Dedicato alla memoria ed in ricordo del Direttore Alfonso Tatullo, della maestra Annamaria (la mia mamma), della maestra Carmela, e di tutti di INSEGNANTI con la "I" maiuscola che ho avuto la fortuna di incontrare sul mio cammino. Grazie.

tratto da "IL PROFETA" di Khalil Gibran

E cos'è lavorare con amore?

E' tessere un abito con i fili del cuore,
come se dovesse indossarlo il vostro amato.
E' costruire una casa con dedizione
come se dovesse abitarla il vostro amato.
E' spargere teneramente i semi e mietere il raccolto con gioia,
come se dovesse goderne il frutto il vostro amato.
E' diffondere in tutto ciò che fate il soffio del vostro spirito,
E sapere che tutti i venerati morti stanno vigili intorno a voi.

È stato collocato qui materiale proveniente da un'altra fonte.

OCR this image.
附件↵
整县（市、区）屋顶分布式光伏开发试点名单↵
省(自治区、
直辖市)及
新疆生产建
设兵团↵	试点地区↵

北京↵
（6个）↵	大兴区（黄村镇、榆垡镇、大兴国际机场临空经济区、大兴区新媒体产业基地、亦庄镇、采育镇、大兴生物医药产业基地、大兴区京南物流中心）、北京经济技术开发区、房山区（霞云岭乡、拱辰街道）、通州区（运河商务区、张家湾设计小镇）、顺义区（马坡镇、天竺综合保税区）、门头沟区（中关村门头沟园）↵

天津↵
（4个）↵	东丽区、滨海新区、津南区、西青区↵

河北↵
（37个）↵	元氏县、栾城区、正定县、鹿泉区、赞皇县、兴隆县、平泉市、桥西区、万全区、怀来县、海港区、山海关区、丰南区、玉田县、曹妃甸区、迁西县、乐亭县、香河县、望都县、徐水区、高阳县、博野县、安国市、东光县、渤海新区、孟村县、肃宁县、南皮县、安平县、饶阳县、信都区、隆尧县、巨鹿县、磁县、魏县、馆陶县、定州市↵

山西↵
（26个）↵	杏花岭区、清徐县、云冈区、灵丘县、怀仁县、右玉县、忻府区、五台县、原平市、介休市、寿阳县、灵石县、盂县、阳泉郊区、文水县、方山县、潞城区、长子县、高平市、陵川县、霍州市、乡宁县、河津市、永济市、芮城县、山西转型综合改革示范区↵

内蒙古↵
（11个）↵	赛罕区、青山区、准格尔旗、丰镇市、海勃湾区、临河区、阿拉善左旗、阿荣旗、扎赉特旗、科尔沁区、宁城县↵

Spesso vi ho udito dire, come se parlaste nel sonno:
"Chi lavora il marmo e scopre la propria anima configurata nella pietra,
è più nobile di chi ara la terra.
E chi afferra l'arcobaleno e lo stende sulla tela in immagine umana,
è più di chi fabbrica sandali per i nostri piedi".
Ma io vi dico, non nel sonno ma nel vigile e pieno mezzogiorno,
il vento parla dolcemente alla quercia gigante come al più piccolo filo d'erba;
E che è grande soltanto chi trasforma la voce del vento
in un canto reso più dolce dal proprio amore.
Il lavoro è amore rivelato.
E se non riuscite a lavorare con amore,
ma solo con disgusto, è meglio per voi lasciarlo e,
seduti alla porta del tempio,
accettare l'elemosina di chi lavora con gioia.

Poiché se cuocete il pane con indifferenza,
voi cuocete un pane amaro,
che non potrà sfamare l'uomo del tutto.
E se spremete l'uva controvoglia,
la vostra riluttanza distillerà veleno nel vino.
E anche se cantate come angeli,
ma non amate il canto,
renderete l'uomo sordo alle voci del giorno e della notte.